Hay cierto paralelismo entre la muerte de las repúblicas italianas del Renacimiento y lo que, en una escala muy distinta, ocurre hoy con las repúblicas democráticas. Las primeras sucumbieron al empuje de los nuevos principados, anticipo de la monarquía que reinaría en Europa y sus futuras colonias durante trescientos años, mientras que las segundas son hoy asediadas y en algunos casos deglutidas por los populismos.

La capacidad de llegar a acuerdos entre grupos y facciones gobernantes se ve agotada con un doble alejamiento: el que se da entre ellos mismos por el aumento de posiciones encontradas y entre ellos y la sociedad que gobiernan, exasperada por la continua posposición de soluciones a sus problemas. Prolongada esta situación suele sobrevenir ineluctablemente la emergencia de un poder unitario que, al desprenderse de las rémoras que retrasan resultados, promete resolverlo todo si se le entrega el poder absoluto: así los principados explotaron las debilidades de las repúblicas y los populismos de hoy las grietas en las democracias vigentes.

Desde que Julio César cruzó el Rubicón y derrotó a la república de Roma, la historia y la política guardan su memoria como emblema de esa repetición en tragedia o en comedia. Las figuras heroicas travestidas en bufones terminan por escenificar en el “gran teatro del mundo” lamentables parodias en que se agota la energía social acumulada por el sufrimiento y la confusión. Esos momentos de la historia suelen ser más el síntoma de la decadencia que el signo de la regeneración. Lo vemos hoy “en vivo y en directo”. Donald Trump termina sus días en la presidencia de Estados Unidos destruyendo todo lo que puede sin haber logrado carcomer el hueso mismo de un sistema que nunca entendió. En formatos tropicales se nos presentan los redentores que alegan la salvación con fórmulas que nos hunden en pasados sepultos. Venezuela y Nicaragua se hunden bajo la creencia (de dientes para afuera) de que está viva la llama “revolucionaria” del “socialismo”, tal y como fue formulada por el marxismo-leninismo y rezada en clave de dogma por sus beneficiarios.
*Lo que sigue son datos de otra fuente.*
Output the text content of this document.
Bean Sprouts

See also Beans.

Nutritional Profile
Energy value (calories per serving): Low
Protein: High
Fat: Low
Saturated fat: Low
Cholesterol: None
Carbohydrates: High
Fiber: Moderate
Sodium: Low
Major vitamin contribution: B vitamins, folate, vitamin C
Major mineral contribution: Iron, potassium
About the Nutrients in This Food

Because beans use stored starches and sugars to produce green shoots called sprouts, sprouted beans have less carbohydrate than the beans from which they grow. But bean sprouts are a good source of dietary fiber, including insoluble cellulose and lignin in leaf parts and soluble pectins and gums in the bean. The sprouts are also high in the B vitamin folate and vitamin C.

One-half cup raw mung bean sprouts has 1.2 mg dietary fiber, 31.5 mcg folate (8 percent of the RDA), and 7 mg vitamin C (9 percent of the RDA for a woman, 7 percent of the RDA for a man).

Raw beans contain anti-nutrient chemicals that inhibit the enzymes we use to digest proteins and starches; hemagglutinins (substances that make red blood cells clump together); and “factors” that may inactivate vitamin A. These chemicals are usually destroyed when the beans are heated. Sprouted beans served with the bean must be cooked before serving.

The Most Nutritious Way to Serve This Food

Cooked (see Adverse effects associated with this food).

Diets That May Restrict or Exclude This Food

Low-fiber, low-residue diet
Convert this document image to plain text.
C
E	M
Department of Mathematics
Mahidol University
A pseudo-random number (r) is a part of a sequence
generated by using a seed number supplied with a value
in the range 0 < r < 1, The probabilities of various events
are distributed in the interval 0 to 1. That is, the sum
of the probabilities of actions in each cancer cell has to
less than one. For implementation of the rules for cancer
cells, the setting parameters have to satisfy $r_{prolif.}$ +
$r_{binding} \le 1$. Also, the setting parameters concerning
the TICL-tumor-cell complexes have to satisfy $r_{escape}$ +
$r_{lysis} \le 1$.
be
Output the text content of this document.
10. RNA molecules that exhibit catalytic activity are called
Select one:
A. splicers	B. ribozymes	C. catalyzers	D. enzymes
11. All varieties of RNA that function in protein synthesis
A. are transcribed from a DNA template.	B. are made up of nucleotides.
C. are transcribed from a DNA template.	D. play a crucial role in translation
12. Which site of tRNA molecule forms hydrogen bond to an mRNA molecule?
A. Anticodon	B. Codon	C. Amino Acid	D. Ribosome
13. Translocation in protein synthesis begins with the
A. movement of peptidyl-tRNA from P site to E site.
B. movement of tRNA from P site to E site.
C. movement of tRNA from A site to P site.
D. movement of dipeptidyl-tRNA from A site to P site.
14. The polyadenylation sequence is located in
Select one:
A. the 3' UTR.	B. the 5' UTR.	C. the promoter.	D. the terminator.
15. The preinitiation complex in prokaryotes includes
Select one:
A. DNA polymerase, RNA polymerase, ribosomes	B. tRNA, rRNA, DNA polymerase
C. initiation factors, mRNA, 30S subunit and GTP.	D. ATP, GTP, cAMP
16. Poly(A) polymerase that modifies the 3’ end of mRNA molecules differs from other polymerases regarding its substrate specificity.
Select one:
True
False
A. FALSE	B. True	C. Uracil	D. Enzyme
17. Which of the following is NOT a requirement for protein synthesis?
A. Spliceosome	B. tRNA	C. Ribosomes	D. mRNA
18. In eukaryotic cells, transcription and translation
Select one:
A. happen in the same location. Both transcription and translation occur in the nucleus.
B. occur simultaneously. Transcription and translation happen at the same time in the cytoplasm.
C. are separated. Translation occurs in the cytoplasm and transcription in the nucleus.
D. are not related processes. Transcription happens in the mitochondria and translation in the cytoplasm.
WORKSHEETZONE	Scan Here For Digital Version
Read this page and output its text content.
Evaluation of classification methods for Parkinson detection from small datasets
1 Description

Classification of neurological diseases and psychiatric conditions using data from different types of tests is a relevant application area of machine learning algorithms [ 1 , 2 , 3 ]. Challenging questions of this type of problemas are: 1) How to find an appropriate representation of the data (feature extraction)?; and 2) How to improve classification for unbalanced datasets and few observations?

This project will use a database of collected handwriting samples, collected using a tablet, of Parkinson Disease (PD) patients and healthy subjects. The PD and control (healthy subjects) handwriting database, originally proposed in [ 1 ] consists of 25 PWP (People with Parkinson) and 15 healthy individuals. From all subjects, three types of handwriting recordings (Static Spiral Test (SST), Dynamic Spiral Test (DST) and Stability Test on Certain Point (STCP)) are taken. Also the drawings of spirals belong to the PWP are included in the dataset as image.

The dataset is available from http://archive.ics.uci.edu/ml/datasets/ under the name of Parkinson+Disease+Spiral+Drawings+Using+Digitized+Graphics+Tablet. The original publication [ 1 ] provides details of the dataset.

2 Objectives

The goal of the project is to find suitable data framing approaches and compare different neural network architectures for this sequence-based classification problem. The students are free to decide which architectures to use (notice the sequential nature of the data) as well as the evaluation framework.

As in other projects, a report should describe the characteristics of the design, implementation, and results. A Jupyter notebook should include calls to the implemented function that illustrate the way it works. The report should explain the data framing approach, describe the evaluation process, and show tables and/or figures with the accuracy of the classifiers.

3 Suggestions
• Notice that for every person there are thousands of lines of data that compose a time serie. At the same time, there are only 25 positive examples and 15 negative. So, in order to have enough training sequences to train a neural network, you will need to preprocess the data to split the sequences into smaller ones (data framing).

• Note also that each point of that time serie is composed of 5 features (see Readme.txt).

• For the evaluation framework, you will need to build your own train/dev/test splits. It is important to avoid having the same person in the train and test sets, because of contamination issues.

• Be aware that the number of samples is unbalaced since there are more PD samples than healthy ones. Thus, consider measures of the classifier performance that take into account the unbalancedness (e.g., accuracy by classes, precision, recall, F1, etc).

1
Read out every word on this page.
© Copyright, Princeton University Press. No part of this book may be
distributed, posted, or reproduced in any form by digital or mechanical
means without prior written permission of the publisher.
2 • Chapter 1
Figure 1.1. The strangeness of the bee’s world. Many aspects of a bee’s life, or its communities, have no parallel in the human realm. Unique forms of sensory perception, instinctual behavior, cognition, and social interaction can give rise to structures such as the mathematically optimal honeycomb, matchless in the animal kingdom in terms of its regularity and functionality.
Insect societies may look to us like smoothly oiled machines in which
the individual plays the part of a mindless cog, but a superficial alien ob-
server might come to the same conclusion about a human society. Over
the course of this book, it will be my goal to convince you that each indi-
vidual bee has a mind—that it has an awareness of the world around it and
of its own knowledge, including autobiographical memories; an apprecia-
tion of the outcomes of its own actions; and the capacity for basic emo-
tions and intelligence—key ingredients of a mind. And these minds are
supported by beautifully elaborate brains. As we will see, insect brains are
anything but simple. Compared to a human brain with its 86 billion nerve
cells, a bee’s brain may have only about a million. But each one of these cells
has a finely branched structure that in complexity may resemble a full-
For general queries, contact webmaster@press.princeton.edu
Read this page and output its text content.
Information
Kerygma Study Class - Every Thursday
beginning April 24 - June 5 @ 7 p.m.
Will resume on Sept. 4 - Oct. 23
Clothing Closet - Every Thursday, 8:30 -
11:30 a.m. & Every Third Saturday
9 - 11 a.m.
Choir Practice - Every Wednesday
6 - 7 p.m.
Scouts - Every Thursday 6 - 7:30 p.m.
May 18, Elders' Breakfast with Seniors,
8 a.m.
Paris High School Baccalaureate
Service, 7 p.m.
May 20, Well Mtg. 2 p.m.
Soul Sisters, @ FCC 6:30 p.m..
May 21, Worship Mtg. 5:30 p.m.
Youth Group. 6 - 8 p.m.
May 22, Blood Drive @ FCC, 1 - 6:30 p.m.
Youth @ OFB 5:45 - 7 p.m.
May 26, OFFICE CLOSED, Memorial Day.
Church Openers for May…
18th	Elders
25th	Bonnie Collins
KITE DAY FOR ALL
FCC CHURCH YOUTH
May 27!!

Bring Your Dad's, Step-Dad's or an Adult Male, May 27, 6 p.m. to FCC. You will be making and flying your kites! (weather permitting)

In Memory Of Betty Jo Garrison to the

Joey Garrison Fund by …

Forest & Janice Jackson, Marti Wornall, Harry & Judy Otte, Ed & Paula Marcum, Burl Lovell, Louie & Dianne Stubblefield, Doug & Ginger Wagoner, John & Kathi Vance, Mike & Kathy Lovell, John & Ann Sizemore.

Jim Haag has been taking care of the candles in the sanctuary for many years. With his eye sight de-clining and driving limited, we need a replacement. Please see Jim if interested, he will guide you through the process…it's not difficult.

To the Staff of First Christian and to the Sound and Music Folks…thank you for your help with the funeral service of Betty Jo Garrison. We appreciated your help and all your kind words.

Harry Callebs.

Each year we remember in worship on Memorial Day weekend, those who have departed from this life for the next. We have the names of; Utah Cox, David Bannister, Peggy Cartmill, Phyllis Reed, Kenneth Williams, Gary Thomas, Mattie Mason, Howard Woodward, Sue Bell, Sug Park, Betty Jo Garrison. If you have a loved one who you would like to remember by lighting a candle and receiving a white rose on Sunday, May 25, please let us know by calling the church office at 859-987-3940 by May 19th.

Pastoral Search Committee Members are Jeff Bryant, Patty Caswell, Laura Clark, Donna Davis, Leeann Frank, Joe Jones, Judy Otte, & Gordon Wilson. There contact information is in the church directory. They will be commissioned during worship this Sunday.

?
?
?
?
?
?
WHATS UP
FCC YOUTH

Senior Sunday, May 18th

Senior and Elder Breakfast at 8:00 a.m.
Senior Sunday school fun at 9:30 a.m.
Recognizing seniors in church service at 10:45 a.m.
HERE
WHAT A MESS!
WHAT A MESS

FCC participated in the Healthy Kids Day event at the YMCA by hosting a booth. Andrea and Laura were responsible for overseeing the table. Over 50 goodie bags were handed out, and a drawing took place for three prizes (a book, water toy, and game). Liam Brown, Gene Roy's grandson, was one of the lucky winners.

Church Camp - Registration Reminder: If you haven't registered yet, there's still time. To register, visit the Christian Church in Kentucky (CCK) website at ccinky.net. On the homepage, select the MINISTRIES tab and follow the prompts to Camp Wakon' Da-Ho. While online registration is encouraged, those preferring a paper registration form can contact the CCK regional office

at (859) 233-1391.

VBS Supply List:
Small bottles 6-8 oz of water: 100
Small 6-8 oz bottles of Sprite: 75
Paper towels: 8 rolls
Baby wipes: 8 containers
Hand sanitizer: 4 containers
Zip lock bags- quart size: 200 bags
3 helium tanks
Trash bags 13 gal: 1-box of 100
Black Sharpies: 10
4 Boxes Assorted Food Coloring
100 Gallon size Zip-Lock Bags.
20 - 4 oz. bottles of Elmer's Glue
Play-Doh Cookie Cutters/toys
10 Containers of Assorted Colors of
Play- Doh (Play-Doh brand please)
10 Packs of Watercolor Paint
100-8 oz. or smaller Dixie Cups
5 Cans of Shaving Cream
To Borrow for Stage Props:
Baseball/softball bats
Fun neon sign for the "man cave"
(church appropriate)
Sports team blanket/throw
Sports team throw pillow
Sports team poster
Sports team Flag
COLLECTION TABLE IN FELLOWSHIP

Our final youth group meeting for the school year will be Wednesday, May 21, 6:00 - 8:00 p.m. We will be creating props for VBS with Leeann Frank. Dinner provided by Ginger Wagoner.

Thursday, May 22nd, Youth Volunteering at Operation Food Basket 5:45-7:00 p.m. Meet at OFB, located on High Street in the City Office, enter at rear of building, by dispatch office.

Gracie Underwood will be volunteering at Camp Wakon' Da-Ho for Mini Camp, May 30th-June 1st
En México, el presidente populista actúa sin planes ni objetivos, excepto los que no revela por inconfesables, como el que ha de tener al hacer de las fuerzas armadas un pilar de su poder más seguro que su electorado.

Lo más patético de estos casos, sumados a los que se producen en Hungría, Polonia, Turquía, Rusia y Brasil es que sus esfuerzos se dirigen a destruir las instituciones democráticas que se han erigido en sus naciones, para que no haya otra forma de decisión más que la suya. Esas instituciones —y las decisiones ciudadanas que han hecho posibles— prueban dos verdades palmarias: que, contra lo que aducen, no es necesaria la autocracia para el cambio social progresista —como quiera que se le conciba— y, por consiguiente, que no se justifica la inmensa concentración del poder en El Líder Carismático. En pocas palabras, su presencia como fenómeno político es accesoria porque busca inducir una legitimidad sin asidero al igual que lo intentaron los fascismos y los “socialismos realmente existentes”. La verdadera opción para una sociedad mejor está en transformar constructivamente las instituciones con base en los dos principios fundamentales de la democracia constitucional: la decisión por mayoría y el respeto a la igualdad de todas las personas en la procura de sus derechos humanos, incluido el de formar otras mayorías. Ningún sucedáneo será suficiente para superar la legitimidad democrática y menos los principados patéticos que han brotado para que vuelva un pasado superado.